The third point is that the German government did not deal with the confiscated Bitcoin assets through the OTC market, but directly transferred 6,500 BTC to the exchange for sale. This behavior is not smart. If it had chosen OTC trading, the magnitude of the plunge would not have been so large, but the government chose the most ineffective way to complete the transaction, and the short-term price fluctuations were far greater than expected. The original bullish high-leverage contracts were forced to be liquidated, further depressing the price of Bitcoin.

Standing in opposition to the sell-off in the market, the Bitcoin ETF this time played the task of taking on market liquidity. In the past week, the net inflow of funds in the Bitcoin ETF reached hundreds of millions of dollars. Only on Friday, when Bitcoin itself plummeted, it dragged down the ETF funds by a small outflow of US$20 million.

The net outflow of funds from Bitcoin ETF is much lower than expected, indicating that Wall Street investors are still worried about the crash, but not panicking. However, this is only the data for one trading day. What we are worried about is that if Bitcoin continues to fall rapidly, it may also trigger a chain reaction of net outflow of funds from Bitcoin ETF.

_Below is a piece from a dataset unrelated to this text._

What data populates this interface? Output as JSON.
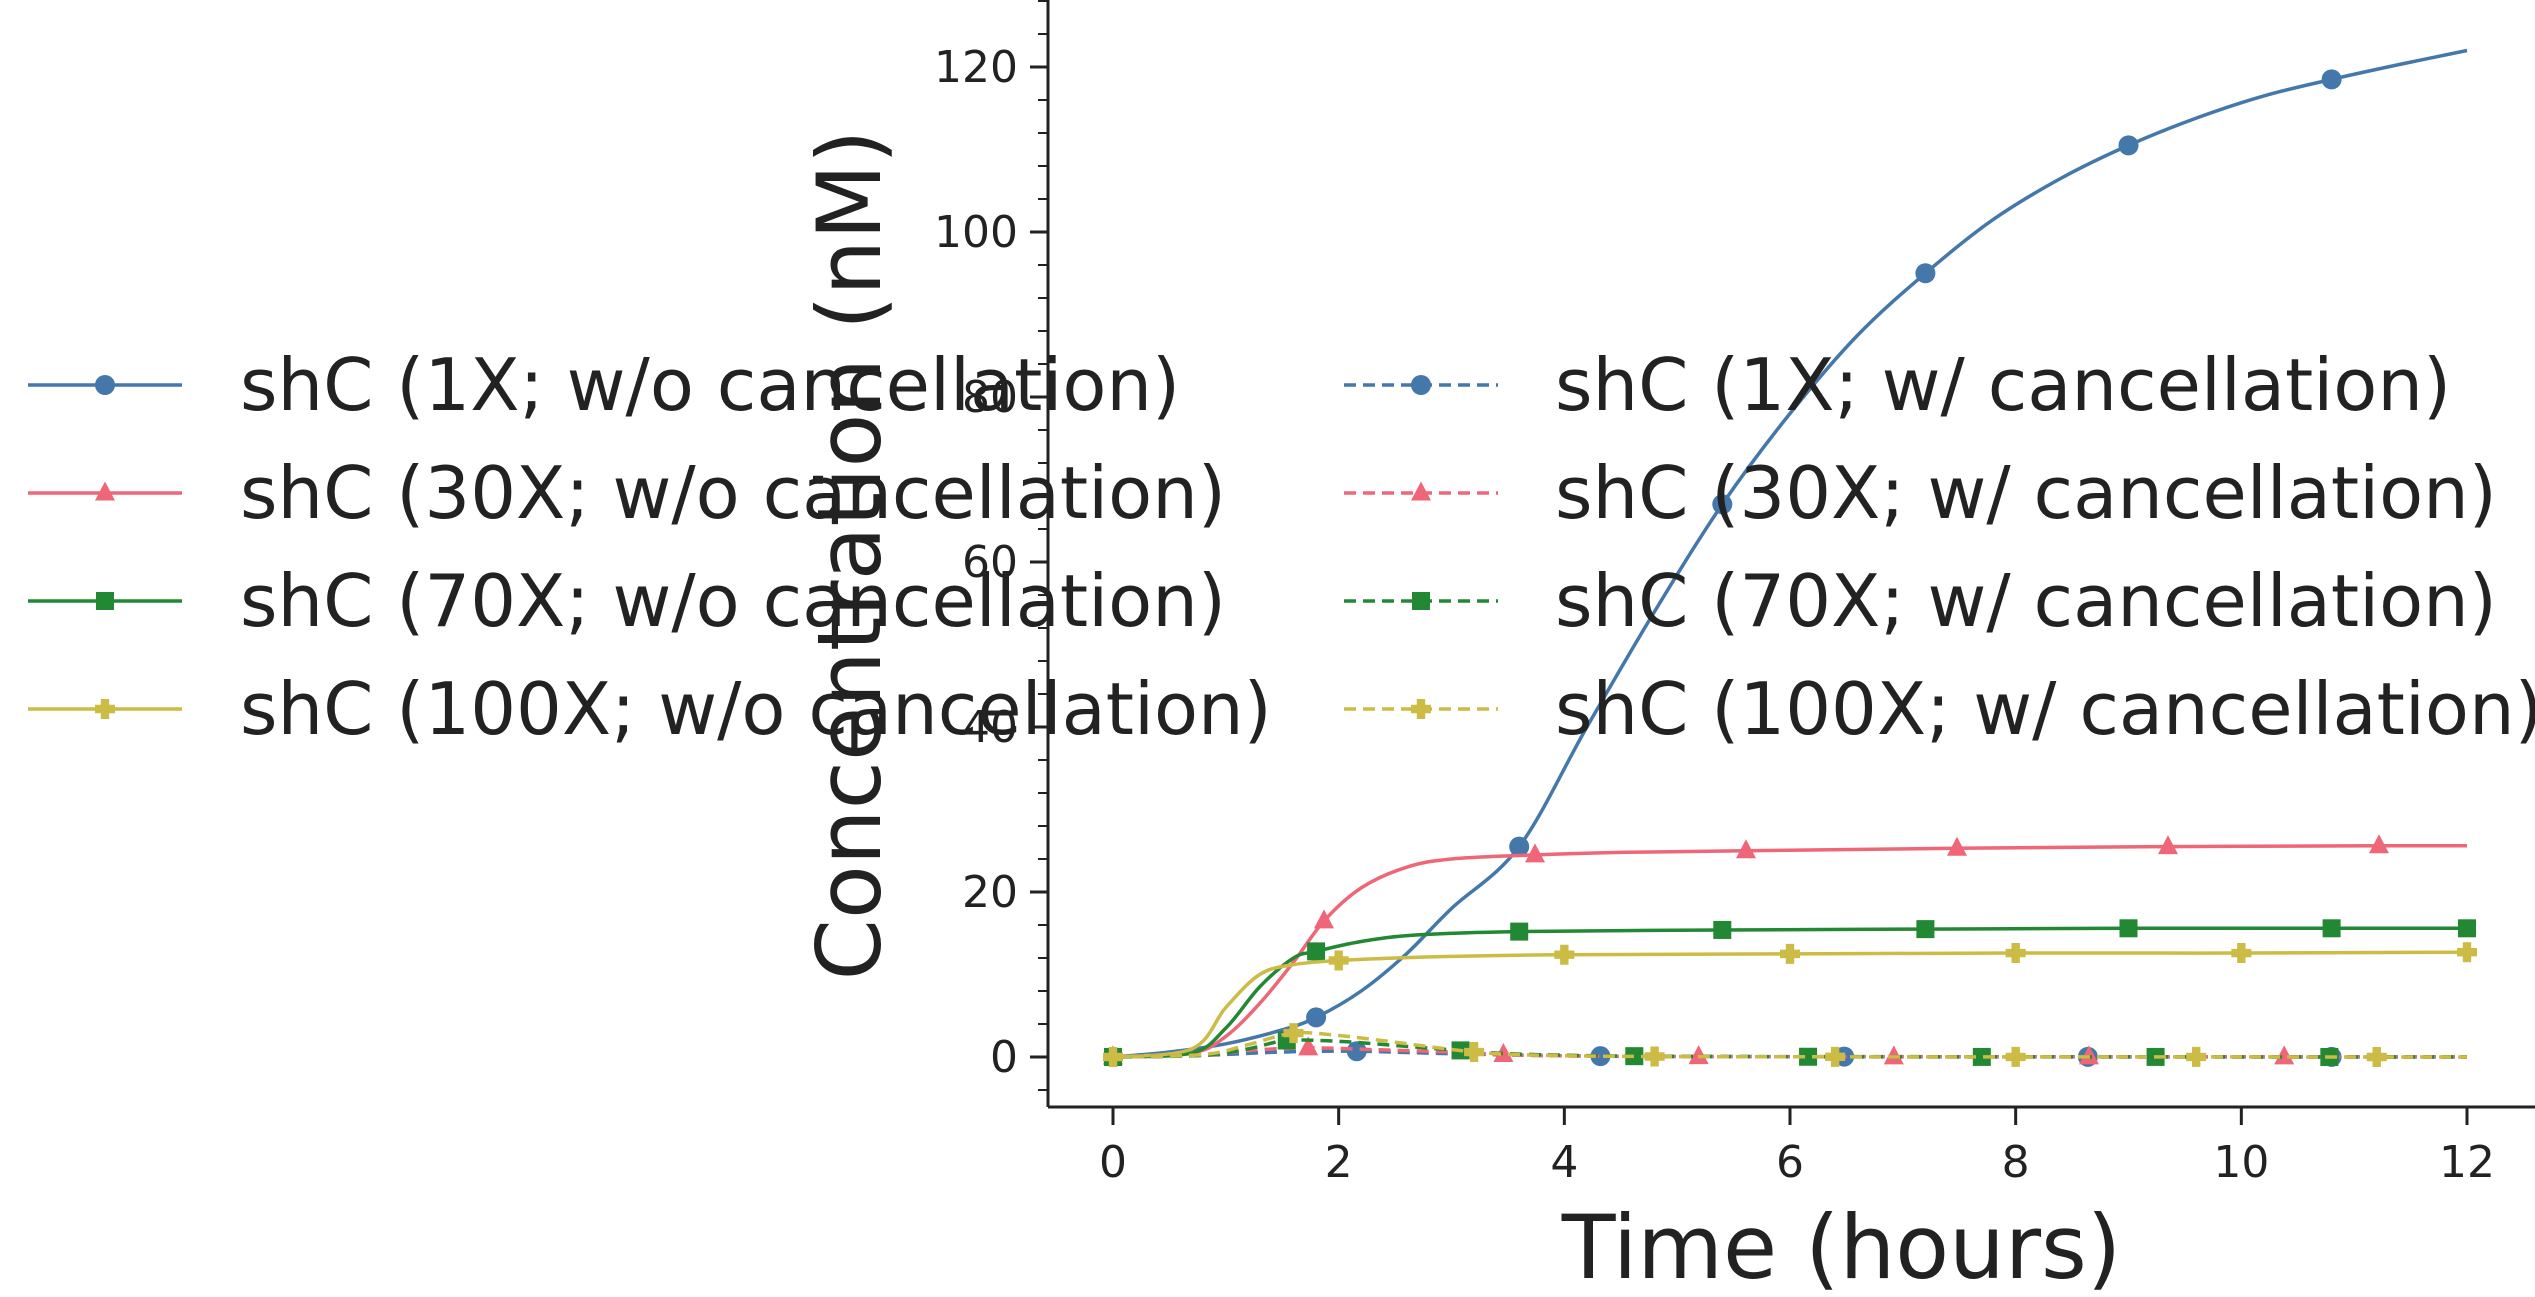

The deciding point is whether the German government will continue to sell cryptocurrencies in the secondary market and put pressure on the short-term price of Bitcoin. The current market sell-off is still continuing. If it is difficult to withstand too much market volatility, you can establish some safe-haven short orders to hedge the short-term risk of decline. In the next few days, there will be more negative factors than positive factors, and it is expected to continue until mid-July before there is hope for recovery.

After this large-scale forced liquidation, the cryptocurrency market will take a long time to restore trading confidence. The estimate of Bitcoin's reasonable price of $70,000 has not changed, but Ethereum may be a better trading target in the medium term.

However, if we look at a longer period of time, we are still optimistic about the price performance of the cryptocurrency market. This short-term pullback can provide a better entry opportunity. First of all, the Ethereum ETF that was listed in mid-July will take the lead in leading to a wave of low-end buying. This has nothing to do with trading confidence, but is a buying action that fund companies must make in order to issue products. Assuming that the price continues to fall to that point in time, it will also give investors a good reason to buy in at the bottom.

Next, in September, it is expected to be the first time that the Fed will cut interest rates. Considering the upcoming US election, in order to reduce public pressure and prevent the US economy from falling into recession in advance, the Fed has a great chance to cut interest rates first to see how the market reacts. This is also in line with the expectation that the Fed will cut interest rates once this year.

In the long run, the United States will continue to spend money and its loose policy will not change. Holding Bitcoin is still the best option for storing value. Those with light short positions can take advantage of this drop to continue purchasing, obtain lower holding costs and wait for subsequent prices to rebound and return to the road of recovery.